Does life with all of its demands overwhelm you? Are you caught up in a flurry of activity just trying to survive till the next day? Often life can become this way. Life has a way of running over us and possessing us instead of us possessing it.
I was reading the scripture in 1 Timothy 6:6-10 that says, “But godliness with contentment is great gain. 7For we brought nothing into the world, and we can take nothing out of it. 8But if we have food and clothing, we will be content with that. 9People who want to get rich fall into temptation and a trap and into many foolish and harmful desires that plunge men into ruin and destruction. 10For the love of money is a root of all kinds of evil. Some people, eager for money, have wandered from the faith and pierced themselves with many griefs.” The dream of most of us as human beings is to try and get ahead, to have just a little more and before we know it we are consumed in our pursuit for material gain. What compounds the problem is that the more we have the more we become enslaved to keeping it up, maintaining and repairing all that we possess. All of those things that we wanted for our enjoyment now run our lives. It can be a hard merry-go-round to get off of. In some ways we do want to get off of it and in some ways we don’t. The sad part is that often when we come to the place in life where we have what we want materially we find that other essential parts of our lives are suffering and we may be losing what are the most important things. Often it is at this time in our lives that we find our marriage falling apart or our children are out of control or we lack a true spiritual relationship with the Lord like we used to have.

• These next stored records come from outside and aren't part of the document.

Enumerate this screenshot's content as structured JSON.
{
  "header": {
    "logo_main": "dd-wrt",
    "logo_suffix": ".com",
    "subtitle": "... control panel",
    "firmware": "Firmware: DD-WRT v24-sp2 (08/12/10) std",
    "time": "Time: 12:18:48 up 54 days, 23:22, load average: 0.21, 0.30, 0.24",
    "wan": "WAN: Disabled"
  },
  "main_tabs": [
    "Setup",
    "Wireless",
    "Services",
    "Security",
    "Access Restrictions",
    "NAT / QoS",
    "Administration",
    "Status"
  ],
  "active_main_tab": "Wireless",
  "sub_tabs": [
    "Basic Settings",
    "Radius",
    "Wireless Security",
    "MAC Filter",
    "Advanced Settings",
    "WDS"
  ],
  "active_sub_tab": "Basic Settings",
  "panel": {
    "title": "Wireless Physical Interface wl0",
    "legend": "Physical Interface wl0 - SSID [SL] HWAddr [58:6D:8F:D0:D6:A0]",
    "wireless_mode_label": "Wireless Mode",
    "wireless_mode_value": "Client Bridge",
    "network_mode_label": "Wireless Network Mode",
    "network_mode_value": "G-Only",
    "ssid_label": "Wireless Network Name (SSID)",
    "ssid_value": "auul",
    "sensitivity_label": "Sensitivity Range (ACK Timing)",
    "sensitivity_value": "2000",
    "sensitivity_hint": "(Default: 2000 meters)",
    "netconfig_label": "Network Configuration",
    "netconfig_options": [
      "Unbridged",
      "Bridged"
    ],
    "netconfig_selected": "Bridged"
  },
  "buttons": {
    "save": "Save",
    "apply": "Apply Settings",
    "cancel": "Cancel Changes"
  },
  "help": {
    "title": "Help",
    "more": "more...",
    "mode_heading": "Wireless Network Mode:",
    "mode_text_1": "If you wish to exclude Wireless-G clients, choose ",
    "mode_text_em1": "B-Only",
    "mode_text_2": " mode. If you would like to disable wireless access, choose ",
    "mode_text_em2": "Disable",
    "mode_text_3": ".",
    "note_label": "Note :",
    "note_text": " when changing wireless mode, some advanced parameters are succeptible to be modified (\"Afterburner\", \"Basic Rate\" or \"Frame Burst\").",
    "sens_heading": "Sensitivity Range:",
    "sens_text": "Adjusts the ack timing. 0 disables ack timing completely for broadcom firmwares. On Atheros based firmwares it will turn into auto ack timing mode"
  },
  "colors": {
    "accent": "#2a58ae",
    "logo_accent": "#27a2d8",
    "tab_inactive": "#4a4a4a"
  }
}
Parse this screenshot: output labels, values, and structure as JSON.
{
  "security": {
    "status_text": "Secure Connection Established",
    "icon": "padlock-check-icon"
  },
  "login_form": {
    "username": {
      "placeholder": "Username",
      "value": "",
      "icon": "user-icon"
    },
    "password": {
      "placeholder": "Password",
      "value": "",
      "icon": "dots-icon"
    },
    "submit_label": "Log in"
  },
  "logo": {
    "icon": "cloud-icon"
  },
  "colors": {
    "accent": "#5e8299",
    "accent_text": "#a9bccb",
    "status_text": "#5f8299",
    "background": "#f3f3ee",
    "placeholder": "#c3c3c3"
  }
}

Sometimes we have to take the time in life to reevaluate our priorities, goals and purpose. I believe this scripture in 1 Timothy 6 is directed at us as Christians. There is nothing evil with money itself; it is what does inside of us through greed and covetousness that can end up devastating our lives. Maybe it is time for some of us to change our focus from our paycheck to what life is really all about, our relationships. Many of us look back at earlier times when we struggled financially, but we were so much happier because at least we had love, the Lord and each other. Somewhere along the way we can loose those precious things that money can’t buy.
Maybe today is the day to begin to simplify our lives, returning more to the basics and just working for the essentials. Our greatest assets are not in our bank account, portfolio or investments; they are in our families, our faith and our relationship with the Lord. Love is the most important thing and money can’t buy you love. Check your compass and correct your course as needed.